MC – Já temos qualidade com consistência e com massa crítica. Vários produtores fazem vinhos espumantes bons, todos os anos, há vários anos. Ou seja, um jornalista como eu já pode afirmar sem receio que “fazemos bons espumantes”, o que nos tintos eu não posso generalizar desta maneira. No Brasil temos uma cultura do futebol, onde o que conta é ser “o melhor do mundo”. Os espumantes brasileiros são os melhores da América Latina, mas não são os melhores do mundo, nem os melhores depois do champagne. No vinho não é importante ser o “melhor” e sim o mais adequado, a melhor opção. O espumante brasileiro é a melhor opção até certo preço.


GV – Como definir um bom vinho?
MC – O bom vinho é o que emociona, e a emoção vem do contexto, principalmente da companhia. Costumo dizer que o vinho bom precisa cumprir três requisitos: ser adequado a você (você precisa gostar do vinho), adequado à ocasião (verão, inverno, pratos que irá acompanhar, precisa agradar às outras pessoas que irão beber), e precisa ser adequado ao seu bolso, o quanto você quer gastar naquele momento. Se ao perguntar você queria ouvir porque alguns vinhos recebem mais pontos que outros, a resposta é simples. Existem critérios para avaliar vinhos, aceitos e seguidos (com variações) no mundo todo. Estes critérios analisam aspectos intrínsecos ao líquido (sua cor, aroma e sabor), como limpidez, intensidade, tipicidade (estar de acordo com sua origem e uva), qualidade, complexidade etc. Pode parecer complicado, mas não é. Normalmente não gasto mais que poucos minutos para avaliar um vinho. Não podemos esquecer, no entanto, que um vinho é mais que o líquido, é também cultura. Aí entra tudo que não é o líquido, a história, a fama, o nome, o rótulo, etc.


GV – É possível achar bons vinhos por preços igualmente bons?
MC – Sim, é possível achar vinhos relativamente bons a preços relativamente bons, com um bom garimpo. Os vinhos famosos e de altíssima qualidade sempre serão caríssimos, pois há uma fila de ricos loucos para comprá-los. E o vinho baratíssimo (digamos, de menos de R$ 40), sempre será muito limitado. Se você quer o bom e barato sugiro procurar em países, regiões e produtores pouco conhecidos, onde eles são mais frequentes. Cuidado com o oposto do bom e barato, vinhos fracos e caros, produtos com algum nome famoso, que eleva seus preços acima de sua qualidade.
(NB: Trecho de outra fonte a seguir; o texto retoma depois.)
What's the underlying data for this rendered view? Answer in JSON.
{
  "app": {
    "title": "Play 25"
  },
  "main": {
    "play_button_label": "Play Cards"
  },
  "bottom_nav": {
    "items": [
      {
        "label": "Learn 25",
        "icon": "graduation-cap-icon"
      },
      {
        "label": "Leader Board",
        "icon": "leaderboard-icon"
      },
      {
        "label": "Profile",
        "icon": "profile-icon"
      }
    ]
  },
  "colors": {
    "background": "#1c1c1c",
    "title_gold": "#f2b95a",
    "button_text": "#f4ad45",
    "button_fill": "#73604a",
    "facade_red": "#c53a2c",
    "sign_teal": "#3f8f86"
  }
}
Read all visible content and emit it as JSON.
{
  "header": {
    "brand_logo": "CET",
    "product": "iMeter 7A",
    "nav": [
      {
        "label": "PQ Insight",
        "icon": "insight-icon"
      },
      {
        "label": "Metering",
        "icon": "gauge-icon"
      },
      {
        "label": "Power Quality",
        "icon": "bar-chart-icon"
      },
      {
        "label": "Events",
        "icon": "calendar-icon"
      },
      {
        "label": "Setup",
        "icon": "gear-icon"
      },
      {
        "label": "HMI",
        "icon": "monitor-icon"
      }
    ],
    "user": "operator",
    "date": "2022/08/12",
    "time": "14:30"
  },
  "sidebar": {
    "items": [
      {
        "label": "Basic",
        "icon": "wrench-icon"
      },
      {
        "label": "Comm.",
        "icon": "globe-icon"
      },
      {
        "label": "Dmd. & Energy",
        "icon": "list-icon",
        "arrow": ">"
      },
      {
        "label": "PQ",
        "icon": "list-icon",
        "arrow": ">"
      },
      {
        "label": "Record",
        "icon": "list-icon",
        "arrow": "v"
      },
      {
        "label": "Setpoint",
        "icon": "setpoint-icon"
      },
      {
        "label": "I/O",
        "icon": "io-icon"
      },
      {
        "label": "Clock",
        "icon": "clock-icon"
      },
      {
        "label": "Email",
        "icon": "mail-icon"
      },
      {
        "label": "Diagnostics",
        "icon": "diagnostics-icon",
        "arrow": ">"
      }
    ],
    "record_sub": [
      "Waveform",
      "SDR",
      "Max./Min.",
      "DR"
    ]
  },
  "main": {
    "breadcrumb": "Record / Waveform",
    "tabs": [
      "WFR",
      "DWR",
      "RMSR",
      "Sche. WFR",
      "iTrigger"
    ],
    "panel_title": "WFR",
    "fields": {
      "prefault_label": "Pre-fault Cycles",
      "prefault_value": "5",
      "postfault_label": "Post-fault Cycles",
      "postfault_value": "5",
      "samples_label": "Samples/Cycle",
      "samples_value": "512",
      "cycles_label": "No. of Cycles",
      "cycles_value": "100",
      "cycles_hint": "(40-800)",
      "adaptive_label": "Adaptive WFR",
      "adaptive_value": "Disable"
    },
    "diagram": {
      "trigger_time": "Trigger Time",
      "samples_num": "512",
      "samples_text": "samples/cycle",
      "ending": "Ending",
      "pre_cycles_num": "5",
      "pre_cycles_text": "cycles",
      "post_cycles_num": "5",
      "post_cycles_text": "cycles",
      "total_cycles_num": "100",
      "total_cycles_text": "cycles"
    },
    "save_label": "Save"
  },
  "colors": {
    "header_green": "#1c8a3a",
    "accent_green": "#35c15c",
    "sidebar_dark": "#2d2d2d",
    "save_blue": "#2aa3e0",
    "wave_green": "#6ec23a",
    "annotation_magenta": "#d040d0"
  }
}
GV – Qual o melhor vinho que você provou?
MC – Esta é uma pergunta recorrente, que sempre me fazem e sempre respondo de maneira diferente, conforme o que tenha provado recentemente. A degustação mais marcante da qual participei, pela história e fama dos vinhos, além de suas qualidades instrínsecas, foi uma horizontal de Bordeaux 1961, com quase 200 vinhos (todos os grandes), onde se destacaram o Château Latour 1961 e uma magnum de Pétrus 1961, dois dos maiores vinhos de todos os tempos. O vinho mais inesquecível e significativo, no entanto, foi um espumante rosé muito simples que provei no dia em que comecei a namorar minha esposa, Renata, em um pôr-do-sol às margens da lagoa Rodrigo de Freitas.